Feb. 27, 2009 -- President Barack Obama is moving to tilt the balance of power back to patients in the struggle over whether health care providers must provide controversial services, regardless of whether they violate religious or moral principles.
In the final days of the prior administration, President Bush pushed through a rule designed to give health care workers the freedom to refuse to provide services deemed morally repugnant -- possibly including abortion counseling, birth control and sterilization.
Today, the new management at the Department of Health and Human Services sent the Office of Management and Budget a proposal that would rescind that Bush rule, according to an administration official. After OMB reviews the rule, it's likely to be published in the Federal Register, which will then open a 30-day public comment period.
"This policy of potentially allowing providers to refuse to provide contraception or family planning runs counter to the administration's goal of reducing abortions and unwanted pregnancies," an HHS official said on background. "It also could lead into other areas of medical care."
The official, speaking on condition of anonymity because the language had not yet been finalized by OMB, said Bush's rule was "too vague" and "upset the balance" between doctors, hospitals and patients.
Abortion-rights advocacy groups applauded the anticipated move, as did Rep. Dianna DeGette, D-Colo.
"The refusal rule was written so broadly that it would allow anyone working in health care to refuse to provide legal health care services or medications to any patient -- without regard to the needs of the patient," DeGette said in a prepared statement.
The final outcome of the rulemaking process could result in these limits going away for good. But Obama, the official said, has been an advocate of a "well-crafted provider conscience clause." So it's possible the administration will craft a new rule that is deemed to more effectively balance the rights of patients and providers.
In the text of the original rule, the Bush administration wrote that it was necessary, in part, to address a shortage of doctors and nurses:
"The department is concerned about the development of an environment in sectors of the health care field that is intolerant of individual objections to abortion or other individual religious beliefs or moral convictions. Such developments may discourage individuals from entering health care professions. Such developments also promote the mistaken belief that rights of conscience and self-determination extend to all persons, except health care providers."

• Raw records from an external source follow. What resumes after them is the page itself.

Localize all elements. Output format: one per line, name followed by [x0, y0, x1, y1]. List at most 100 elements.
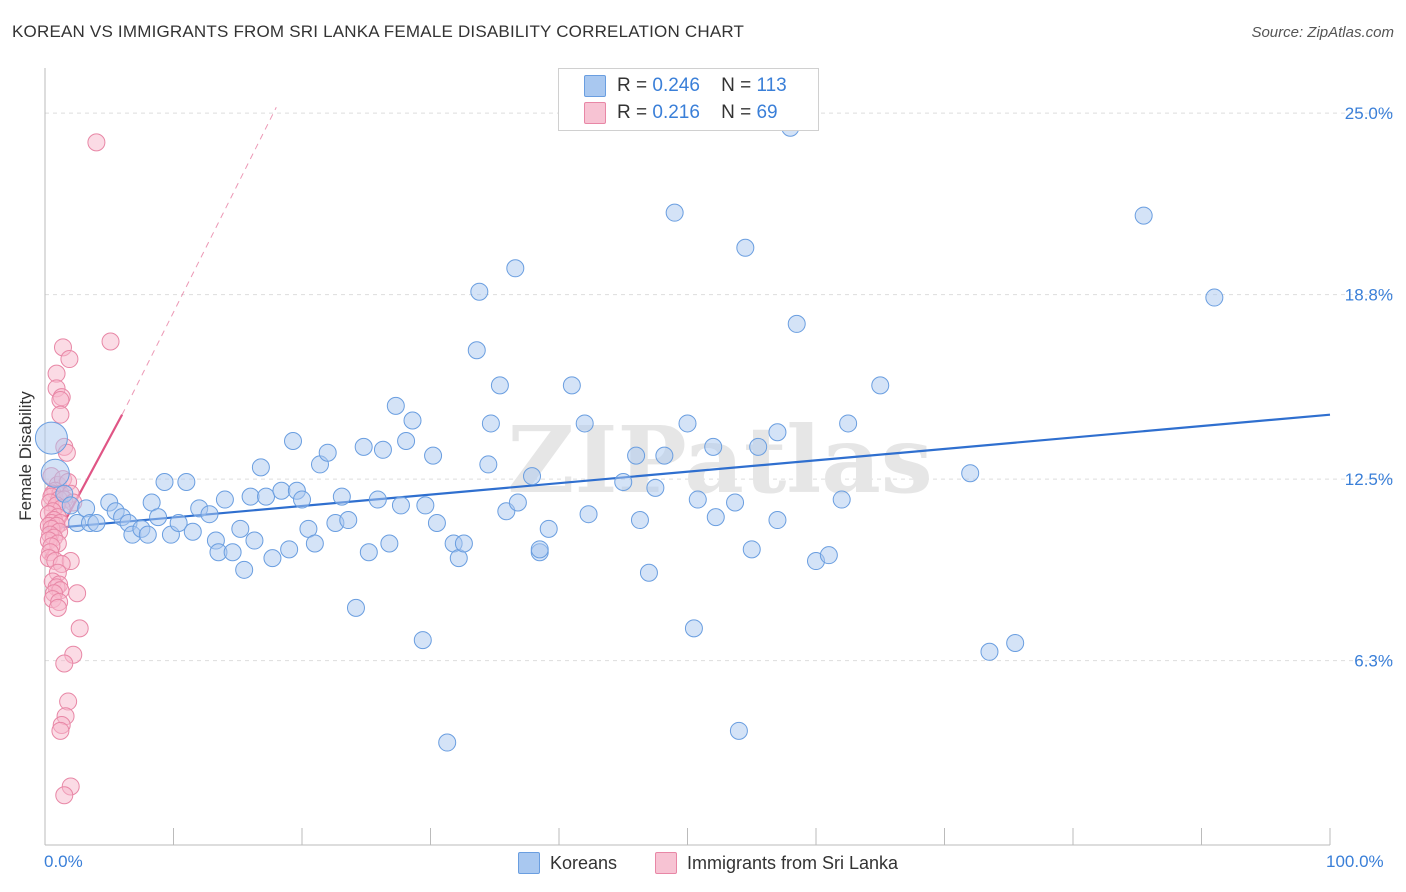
srilanka-point-8 — [51, 405, 70, 424]
korean-point-90 — [704, 437, 723, 456]
korean-point-110 — [1205, 288, 1224, 307]
legend-item-srilanka[interactable]: Immigrants from Sri Lanka — [655, 852, 898, 874]
korean-point-43 — [318, 443, 337, 462]
korean-point-107 — [980, 642, 999, 661]
korean-point-78 — [575, 414, 594, 433]
korean-point-51 — [373, 440, 392, 459]
srilanka-point-52 — [68, 584, 87, 603]
korean-point-32 — [251, 458, 270, 477]
srilanka-point-0 — [87, 133, 106, 152]
korean-point-92 — [726, 493, 745, 512]
korean-point-87 — [678, 414, 697, 433]
correlation-legend: R = 0.246 N = 113 R = 0.216 N = 69 — [558, 68, 819, 131]
korean-swatch — [584, 75, 606, 97]
korean-point-104 — [839, 414, 858, 433]
srilanka-point-55 — [48, 598, 67, 617]
korean-point-54 — [391, 496, 410, 515]
korean-point-35 — [272, 481, 291, 500]
korean-point-76 — [539, 519, 558, 538]
korean-point-16 — [149, 508, 168, 527]
korean-point-91 — [706, 508, 725, 527]
legend-label-srilanka: Immigrants from Sri Lanka — [687, 852, 899, 873]
korean-point-86 — [665, 203, 684, 222]
korean-point-45 — [332, 487, 351, 506]
korean-point-19 — [169, 513, 188, 532]
korean-point-55 — [397, 432, 416, 451]
korean-point-69 — [490, 376, 509, 395]
srilanka-point-58 — [55, 654, 74, 673]
korean-point-29 — [235, 560, 254, 579]
korean-point-81 — [627, 446, 646, 465]
korean-point-50 — [368, 490, 387, 509]
korean-point-49 — [359, 543, 378, 562]
korean-point-61 — [438, 733, 457, 752]
korean-point-41 — [305, 534, 324, 553]
korean-point-83 — [639, 563, 658, 582]
korean-point-95 — [742, 540, 761, 559]
grid-lines — [45, 112, 1395, 662]
x-tick-min: 0.0% — [44, 852, 83, 871]
x-tick-max: 100.0% — [1326, 852, 1384, 871]
korean-point-31 — [245, 531, 264, 550]
korean-point-23 — [200, 505, 219, 524]
legend-item-koreans[interactable]: Koreans — [518, 852, 617, 874]
y-tick-label-3: 25.0% — [1345, 104, 1393, 123]
korean-point-52 — [380, 534, 399, 553]
korean-point-14 — [138, 525, 157, 544]
korean-point-3 — [61, 496, 80, 515]
korean-point-94 — [736, 238, 755, 257]
n-label: N = — [721, 102, 752, 123]
korean-point-53 — [386, 396, 405, 415]
korean-point-27 — [223, 543, 242, 562]
korean-point-21 — [183, 522, 202, 541]
korean-trend-line — [44, 413, 1331, 530]
korean-point-97 — [768, 423, 787, 442]
korean-point-109 — [1134, 206, 1153, 225]
korean-point-7 — [87, 513, 106, 532]
r-label: R = — [617, 75, 648, 96]
korean-point-106 — [961, 464, 980, 483]
korean-point-60 — [427, 513, 446, 532]
korean-point-20 — [177, 472, 196, 491]
korean-point-65 — [467, 341, 486, 360]
korean-point-57 — [413, 631, 432, 650]
korean-point-68 — [481, 414, 500, 433]
korean-point-66 — [470, 282, 489, 301]
srilanka-points — [39, 133, 120, 805]
r-value: 0.216 — [652, 102, 700, 123]
r-value: 0.246 — [652, 75, 700, 96]
korean-point-89 — [688, 490, 707, 509]
korean-point-103 — [832, 490, 851, 509]
korean-point-58 — [416, 496, 435, 515]
series-legend: Koreans Immigrants from Sri Lanka — [0, 852, 1406, 878]
korean-point-67 — [479, 455, 498, 474]
source-label: Source: ZipAtlas.com — [1251, 24, 1394, 41]
korean-point-93 — [729, 721, 748, 740]
korean-point-96 — [749, 437, 768, 456]
korean-point-88 — [684, 619, 703, 638]
n-value: 113 — [756, 75, 787, 96]
srilanka-swatch — [655, 852, 677, 874]
n-label: N = — [721, 75, 752, 96]
srilanka-point-62 — [51, 721, 70, 740]
srilanka-point-56 — [70, 619, 89, 638]
n-value: 69 — [756, 102, 778, 123]
korean-point-72 — [508, 493, 527, 512]
korean-point-56 — [403, 411, 422, 430]
korean-point-108 — [1006, 634, 1025, 653]
korean-point-26 — [215, 490, 234, 509]
korean-point-105 — [871, 376, 890, 395]
chart-title: KOREAN VS IMMIGRANTS FROM SRI LANKA FEMA… — [12, 22, 745, 41]
y-tick-labels: 6.3% 12.5% 18.8% 25.0% — [1345, 104, 1393, 670]
srilanka-point-59 — [59, 692, 78, 711]
korean-point-79 — [579, 505, 598, 524]
korean-point-77 — [562, 376, 581, 395]
korean-point-102 — [819, 546, 838, 565]
korean-point-17 — [155, 472, 174, 491]
y-tick-label-0: 6.3% — [1354, 652, 1393, 671]
korean-point-100 — [787, 314, 806, 333]
korean-swatch — [518, 852, 540, 874]
srilanka-point-3 — [60, 350, 79, 369]
korean-point-28 — [231, 519, 250, 538]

Bush administration officials pointed out, and the rule itself said, that it would not create new limits. It was just a decision to enforce laws already on the books, they said.
"This rule implements federal laws protecting health care workers and institutions from being compelled to participate in, or from being discriminated against for refusal to participate in health services or research activities that may violate their consciences, including abortion and sterilization, by entities that receive certain funding from the department."
The Family Research Council, one of the groups that mostly strongly supported the Bush rule, called the expected action by the Obama administration "unfortunate."
"President Obama's intention to change the language of these protections would result in the government becoming the conscience and not the individual," FRC's president Tony Perkins said in a prepared statement. "It is a person's right to exercise their moral judgment, not the government's to decide it for them."